Open-Access: This article is an open-access article that was selected by an in-house editor and fully peer-reviewed by external reviewers. It is distributed in accordance with the Creative Commons Attribution NonCommercial (CC BY-NC 4.0) license, which permits others to distribute, remix, adapt, build upon this work non-commercially, and license their derivative works on different terms, provided the original work is properly cited and the use is non-commercial. See: http://creativecommons.org/licenses/by-nc/4.0/
Corresponding author: Bryce D Beutler, MD, Department of Internal Medicine, Reno School of Medicine, University of Nevada, 1155 Mill Street, W-11, Reno, NV 89052, United States. bbeutler@med.unr.edu
Received: April 19, 2020
Peer-review started: April 19, 2020
First decision: May 5, 2020
Revised: May 8, 2020
Accepted: May 12, 2020
Article in press: May 12, 2020
Published online: May 26, 2020
Processing time: 36 Days and 4.1 Hours
Abstract

The ACE2 receptor plays a central role in severe acute respiratory syndrome coronavirus 2 host cell entry and propagation. It has therefore been postulated that angiotensin converting enzyme inhibitors and angiotensin receptor blockers may upregulate ACE2 expression and thus increase susceptibility to infection. We suggest that alternative anti-hypertensive agents should be preferred among individuals who may be exposed to this increasingly common and potentially lethal virus.

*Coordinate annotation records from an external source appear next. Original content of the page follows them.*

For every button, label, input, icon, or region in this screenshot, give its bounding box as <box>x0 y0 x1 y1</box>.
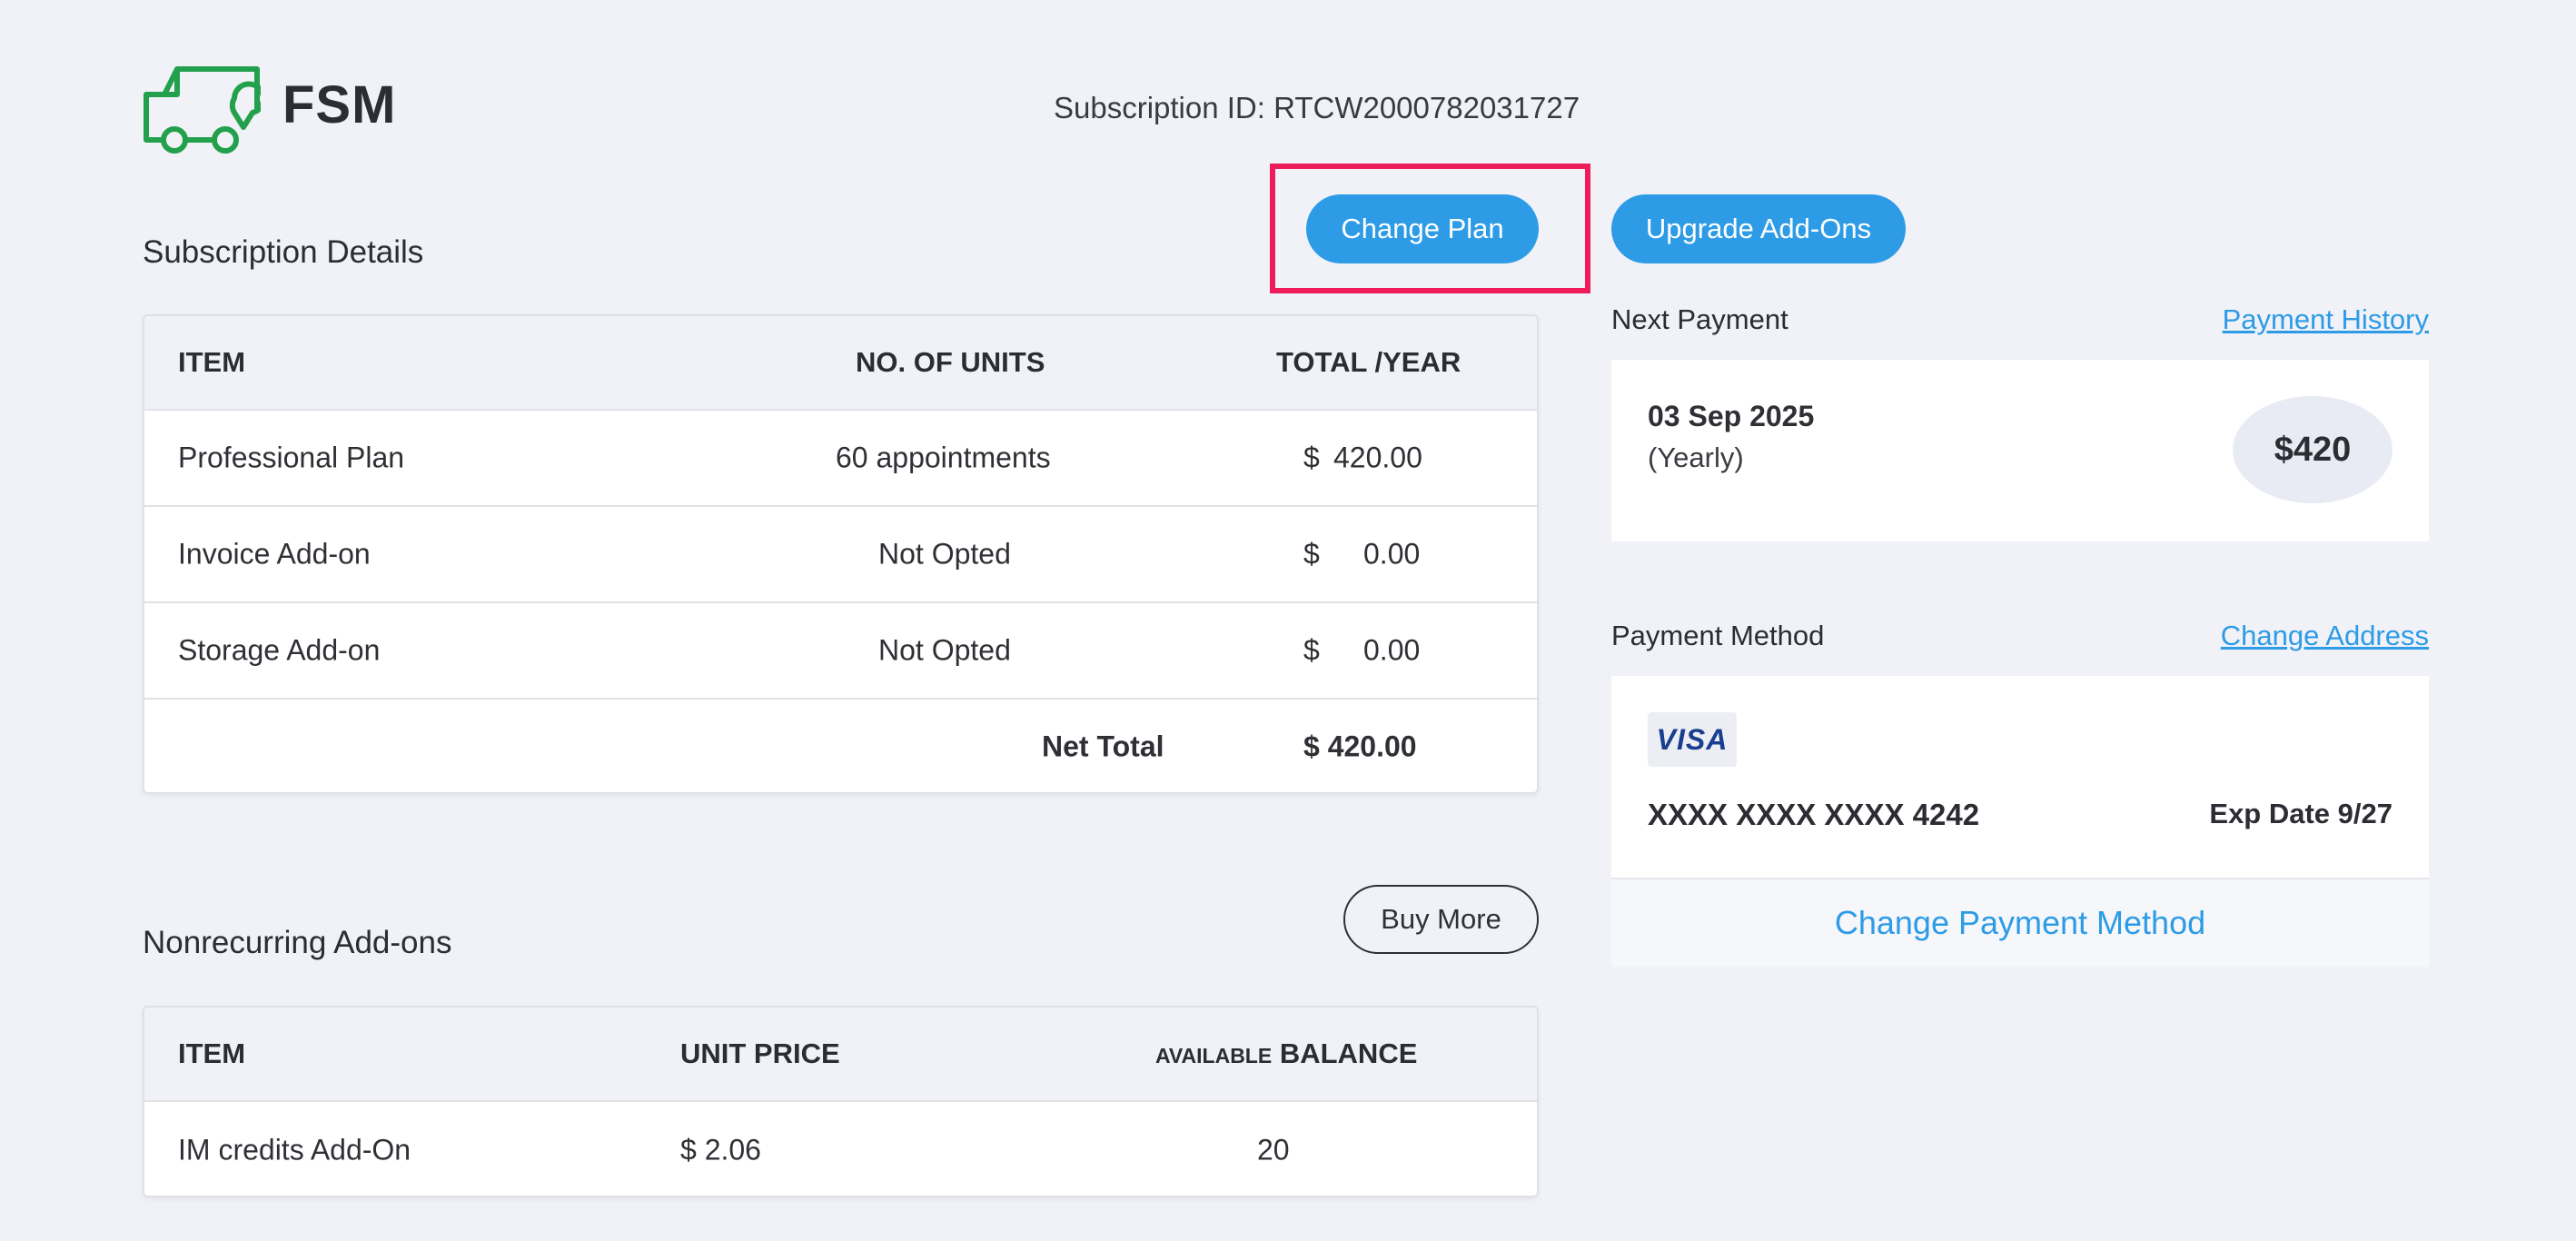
nonrecurring-table: ITEM UNIT PRICE AVAILABLE BALANCE IM cre… <box>143 1006 1539 1197</box>
card-exp-date: Exp Date 9/27 <box>2209 798 2393 829</box>
item-total: 420.00 <box>1333 441 1422 474</box>
item-units: Not Opted <box>878 537 1011 571</box>
column-header-item: ITEM <box>178 1037 246 1069</box>
item-total: 0.00 <box>1363 633 1421 667</box>
table-row: Invoice Add-on Not Opted $ 0.00 <box>144 507 1537 603</box>
table-header-row: ITEM UNIT PRICE AVAILABLE BALANCE <box>144 1008 1537 1102</box>
item-name: Professional Plan <box>178 441 405 474</box>
app-logo-text: FSM <box>282 75 397 134</box>
payment-method-label: Payment Method <box>1611 620 1825 651</box>
visa-card-icon: VISA <box>1648 712 1737 767</box>
highlight-box <box>1270 164 1590 293</box>
change-address-link[interactable]: Change Address <box>2221 620 2429 652</box>
balance-label: BALANCE <box>1279 1037 1418 1069</box>
column-header-total: TOTAL /YEAR <box>1276 346 1461 378</box>
available-balance: 20 <box>1257 1133 1290 1166</box>
nonrecurring-addons-title: Nonrecurring Add-ons <box>143 925 452 960</box>
payment-amount-badge: $420 <box>2233 396 2393 503</box>
column-header-item: ITEM <box>178 346 246 378</box>
item-units: Not Opted <box>878 633 1011 667</box>
card-number: XXXX XXXX XXXX 4242 <box>1648 798 1980 831</box>
net-total-row: Net Total $ 420.00 <box>144 700 1537 792</box>
item-name: IM credits Add-On <box>178 1133 411 1166</box>
payment-frequency: (Yearly) <box>1648 442 1744 473</box>
table-row: IM credits Add-On $ 2.06 20 <box>144 1102 1537 1196</box>
net-total-label: Net Total <box>1042 730 1164 763</box>
next-payment-date: 03 Sep 2025 <box>1648 400 1815 432</box>
change-payment-method-button[interactable]: Change Payment Method <box>1835 904 2205 942</box>
item-name: Invoice Add-on <box>178 537 371 571</box>
net-total-value: $ 420.00 <box>1303 730 1417 763</box>
payment-history-link[interactable]: Payment History <box>2223 303 2429 336</box>
next-payment-card: 03 Sep 2025 (Yearly) $420 <box>1611 360 2429 541</box>
change-payment-method-bar[interactable]: Change Payment Method <box>1611 878 2429 967</box>
payment-method-card: VISA XXXX XXXX XXXX 4242 Exp Date 9/27 C… <box>1611 676 2429 967</box>
column-header-balance: AVAILABLE BALANCE <box>1155 1037 1417 1070</box>
item-name: Storage Add-on <box>178 633 381 667</box>
column-header-units: NO. OF UNITS <box>856 346 1045 378</box>
table-row: Professional Plan 60 appointments $ 420.… <box>144 411 1537 507</box>
currency-symbol: $ <box>1303 537 1320 571</box>
column-header-unit-price: UNIT PRICE <box>680 1037 840 1069</box>
next-payment-label: Next Payment <box>1611 303 1788 335</box>
currency-symbol: $ <box>1303 633 1320 667</box>
table-header-row: ITEM NO. OF UNITS TOTAL /YEAR <box>144 316 1537 411</box>
subscription-details-title: Subscription Details <box>143 234 424 270</box>
item-total: 0.00 <box>1363 537 1421 571</box>
table-row: Storage Add-on Not Opted $ 0.00 <box>144 603 1537 700</box>
item-units: 60 appointments <box>836 441 1051 474</box>
unit-price: $ 2.06 <box>680 1133 761 1166</box>
available-prefix: AVAILABLE <box>1155 1044 1273 1067</box>
buy-more-button[interactable]: Buy More <box>1343 885 1539 954</box>
subscription-table: ITEM NO. OF UNITS TOTAL /YEAR Profession… <box>143 314 1539 794</box>
truck-location-icon <box>144 66 261 154</box>
subscription-id: Subscription ID: RTCW2000782031727 <box>1054 91 1580 124</box>
currency-symbol: $ <box>1303 441 1320 474</box>
upgrade-addons-button[interactable]: Upgrade Add-Ons <box>1611 194 1906 263</box>
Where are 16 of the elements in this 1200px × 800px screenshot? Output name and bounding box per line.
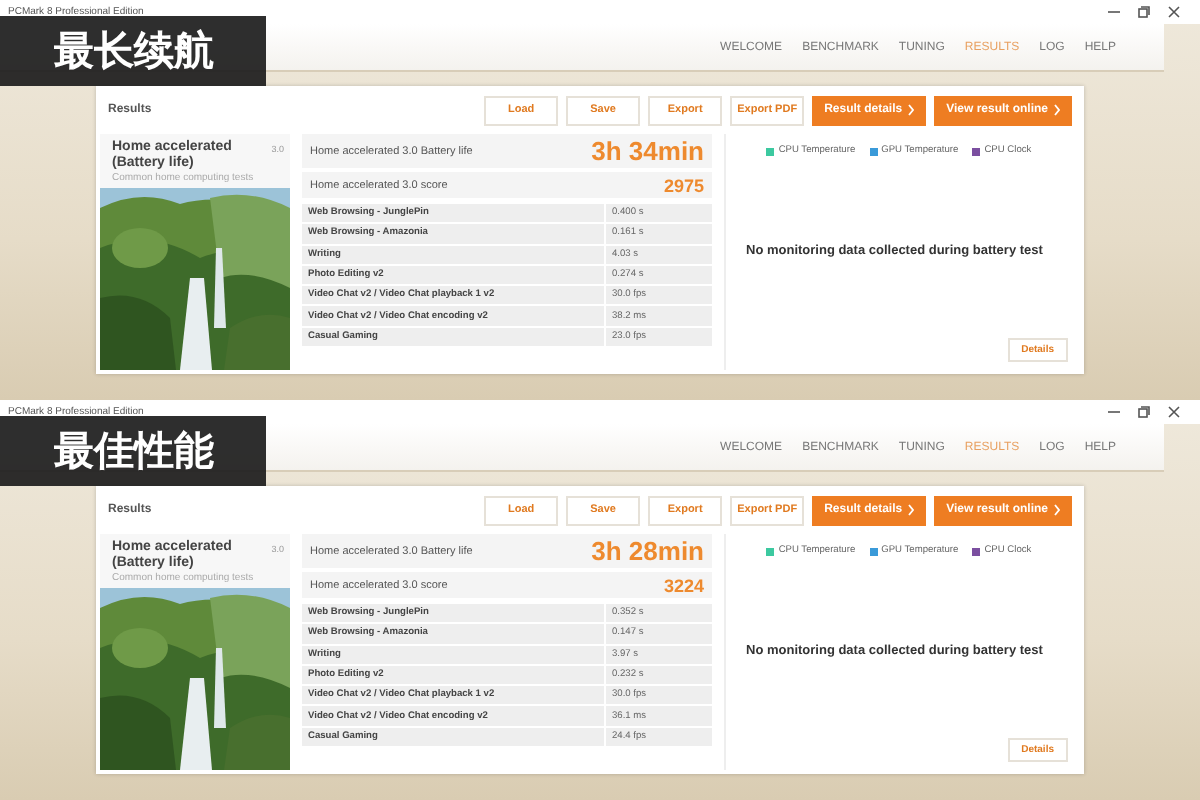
score-value: 3224 — [663, 575, 704, 595]
caption-text: 最长续航 — [54, 24, 214, 78]
restore-icon[interactable] — [1138, 6, 1150, 18]
chevron-icon — [908, 104, 915, 116]
chevron-icon — [908, 504, 915, 516]
close-icon[interactable] — [1168, 6, 1180, 18]
minimize-icon[interactable] — [1108, 6, 1120, 18]
caption-text: 最佳性能 — [54, 424, 214, 478]
score-value: 2975 — [663, 175, 704, 195]
chevron-icon — [1054, 104, 1060, 116]
chevron-icon — [1054, 504, 1060, 516]
battery-life-value: 3h 28min — [591, 536, 704, 566]
battery-life-value: 3h 34min — [591, 136, 704, 166]
close-icon[interactable] — [1168, 406, 1180, 418]
restore-icon[interactable] — [1138, 406, 1150, 418]
minimize-icon[interactable] — [1108, 406, 1120, 418]
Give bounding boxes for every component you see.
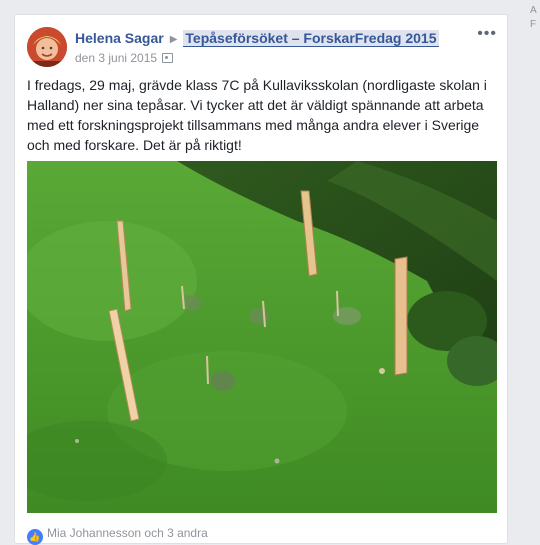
audience-icon[interactable] [162, 53, 174, 63]
right-sidebar-edge-text: A F [530, 5, 537, 30]
post-date[interactable]: den 3 juni 2015 [75, 51, 157, 65]
post-header: Helena Sagar ▶ Tepåseförsöket – ForskarFre… [75, 29, 439, 49]
author-avatar[interactable] [27, 27, 67, 67]
like-icon: 👍 [27, 529, 43, 545]
reactions-text: Mia Johannesson och 3 andra [47, 526, 208, 540]
arrow-right-icon: ▶ [169, 34, 178, 45]
post-meta: den 3 juni 2015 [75, 50, 174, 66]
group-link[interactable]: Tepåseförsöket – ForskarFredag 2015 [183, 30, 439, 47]
author-name[interactable]: Helena Sagar [75, 30, 164, 46]
reactions-summary[interactable]: 👍 Mia Johannesson och 3 andra [27, 525, 208, 545]
more-options-icon[interactable]: ••• [477, 25, 497, 43]
feed-post: Helena Sagar ▶ Tepåseförsöket – ForskarFre… [14, 14, 508, 545]
post-text: I fredags, 29 maj, grävde klass 7C på Ku… [27, 77, 487, 153]
post-photo[interactable] [27, 161, 497, 513]
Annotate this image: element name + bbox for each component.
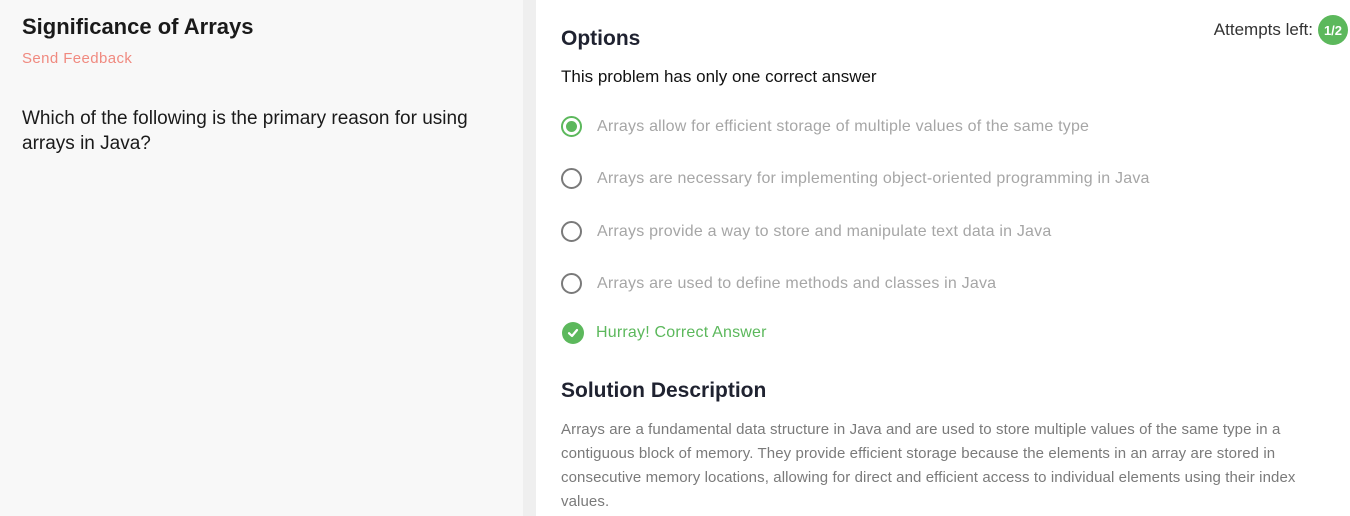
radio-unselected-icon[interactable] — [561, 221, 582, 242]
radio-unselected-icon[interactable] — [561, 168, 582, 189]
question-text: Which of the following is the primary re… — [22, 108, 468, 154]
option-2[interactable]: Arrays are necessary for implementing ob… — [561, 168, 1150, 189]
check-circle-icon — [562, 322, 584, 344]
solution-heading: Solution Description — [561, 379, 767, 402]
option-label: Arrays provide a way to store and manipu… — [597, 222, 1052, 240]
solution-text: Arrays are a fundamental data structure … — [561, 421, 1296, 510]
option-label: Arrays are necessary for implementing ob… — [597, 169, 1150, 187]
attempts-badge: 1/2 — [1318, 15, 1348, 45]
options-heading: Options — [561, 27, 641, 50]
attempts-counter: Attempts left: 1/2 — [1214, 15, 1348, 45]
result-message: Hurray! Correct Answer — [562, 322, 767, 344]
radio-unselected-icon[interactable] — [561, 273, 582, 294]
radio-dot — [566, 121, 577, 132]
result-text: Hurray! Correct Answer — [596, 324, 767, 341]
options-panel: Options Attempts left: 1/2 This problem … — [536, 0, 1350, 516]
answer-hint: This problem has only one correct answer — [561, 67, 877, 86]
option-3[interactable]: Arrays provide a way to store and manipu… — [561, 221, 1051, 242]
radio-selected-icon[interactable] — [561, 116, 582, 137]
attempts-label: Attempts left: — [1213, 20, 1313, 39]
problem-title: Significance of Arrays — [22, 14, 254, 39]
problem-panel: Significance of Arrays Send Feedback Whi… — [0, 0, 523, 516]
send-feedback-link[interactable]: Send Feedback — [22, 50, 132, 67]
option-label: Arrays allow for efficient storage of mu… — [597, 117, 1090, 135]
option-label: Arrays are used to define methods and cl… — [597, 274, 997, 292]
panel-divider[interactable] — [523, 0, 536, 516]
option-1[interactable]: Arrays allow for efficient storage of mu… — [561, 116, 1089, 137]
option-4[interactable]: Arrays are used to define methods and cl… — [561, 273, 996, 294]
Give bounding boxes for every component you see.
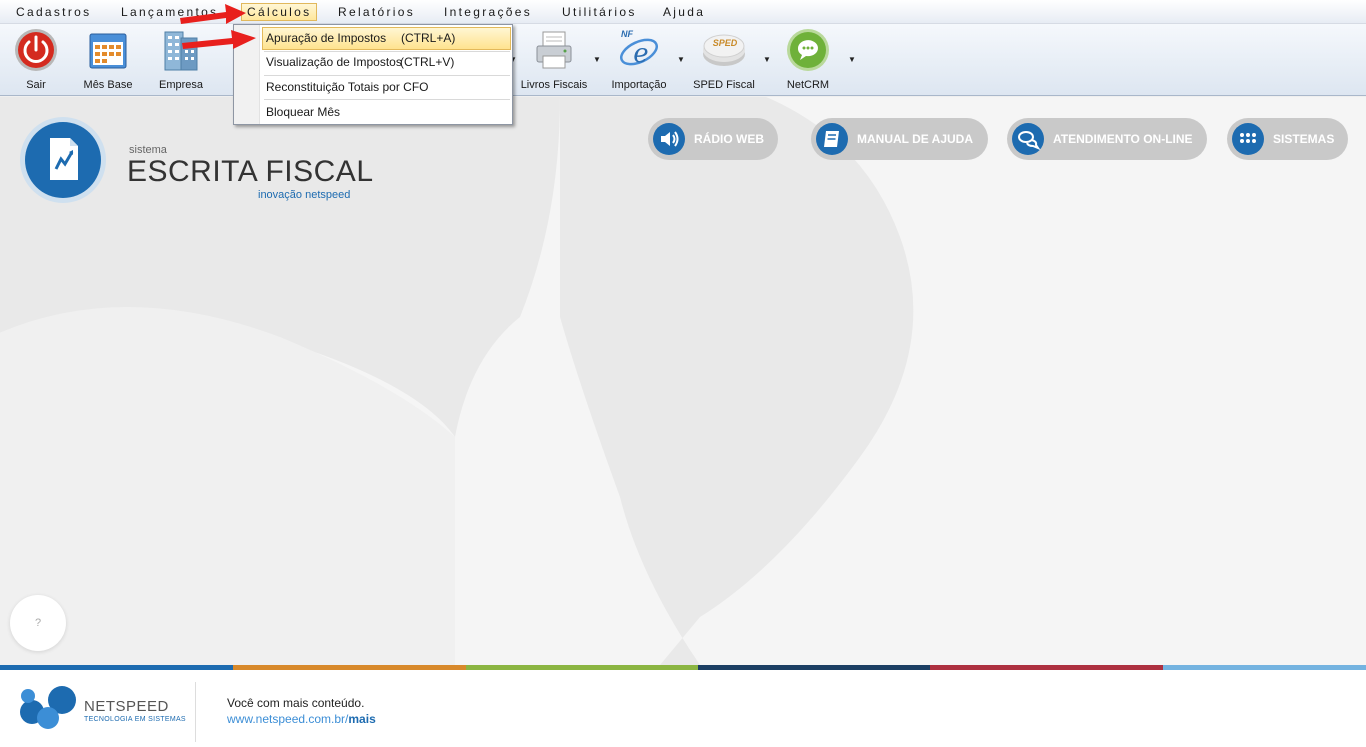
main-area: sistema ESCRITA FISCAL inovação netspeed… [0,97,1366,665]
chat-bubbles-icon [1012,123,1044,155]
chat-icon [787,29,829,71]
netcrm-button[interactable]: NetCRM [772,26,844,94]
calendar-icon [89,33,127,69]
building-icon [164,31,198,71]
empresa-button[interactable]: Empresa [145,26,217,94]
document-chart-icon [50,138,78,180]
mes-base-label: Mês Base [83,79,133,91]
menu-utilitarios[interactable]: Utilitários [562,5,637,19]
sped-fiscal-button[interactable]: SPED SPED Fiscal [688,26,760,94]
svg-text:e: e [633,39,648,69]
sair-button[interactable]: Sair [0,26,72,94]
livros-fiscais-label: Livros Fiscais [520,79,588,91]
importacao-button[interactable]: e NF Importação [603,26,675,94]
app-logo [20,117,106,203]
radio-web-button[interactable]: RÁDIO WEB [648,118,778,160]
radio-web-label: RÁDIO WEB [694,132,764,146]
menu-bloquear-mes[interactable]: Bloquear Mês [262,101,511,124]
chevron-down-icon[interactable]: ▼ [677,55,685,64]
menu-bar: Cadastros Lançamentos Cálculos Relatório… [0,0,1366,24]
mes-base-button[interactable]: Mês Base [72,26,144,94]
netspeed-logo-icon [20,686,76,729]
menu-calculos[interactable]: Cálculos [241,3,318,21]
toolbar: Sair Mês Base Empresa Livros Fiscais ▼ e… [0,24,1366,96]
sped-badge: SPED [712,38,738,48]
sped-fiscal-label: SPED Fiscal [693,79,755,91]
speaker-icon [653,123,685,155]
footer-brand: NETSPEED [84,698,169,715]
chevron-down-icon[interactable]: ▼ [848,55,856,64]
netcrm-label: NetCRM [786,79,830,91]
sistemas-button[interactable]: SISTEMAS [1227,118,1348,160]
menu-relatorios[interactable]: Relatórios [338,5,415,19]
manual-ajuda-label: MANUAL DE AJUDA [857,132,974,146]
menu-visualizacao-impostos[interactable]: Visualização de Impostos (CTRL+V) [262,51,511,74]
manual-ajuda-button[interactable]: MANUAL DE AJUDA [811,118,988,160]
brand-title: ESCRITA FISCAL [127,155,374,188]
menu-reconstituicao-totais[interactable]: Reconstituição Totais por CFO [262,76,511,99]
chevron-down-icon[interactable]: ▼ [593,55,601,64]
menu-apuracao-impostos[interactable]: Apuração de Impostos (CTRL+A) [262,27,511,50]
atendimento-online-label: ATENDIMENTO ON-LINE [1053,132,1193,146]
power-icon [15,29,57,71]
footer-tagline: TECNOLOGIA EM SISTEMAS [84,716,186,723]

Keywords: Angiotensin converting enzyme inhibitor; Angiotensin receptor blocker; Carvedilol; Coronavirus disease-19; COVID-19; SARS-CoV-2; Verapamil

Core tip: The pathogenic mechanisms of severe acute respiratory syndrome coronavirus 2 remain under investigation, but data suggest that the ACE2 receptor plays a central role in infection. It is therefore possible that drugs known to increase ACE2 expression, such as angiotensin converting enzyme inhibitors and angiotensin receptor blockers, could promote viral proliferation. Data from animal studies have shown that carvedilol and verapamil attenuate inflammation in viral myocarditis. We are in agreement with the recommendation of major medical societies to maintain angiotensin converting enzyme inhibitor or angiotensin receptor blocker therapy in individuals who are already receiving treatment. However, in the age of coronavirus disease-19, alternative agents should be considered for patients with a new diagnosis of hypertension.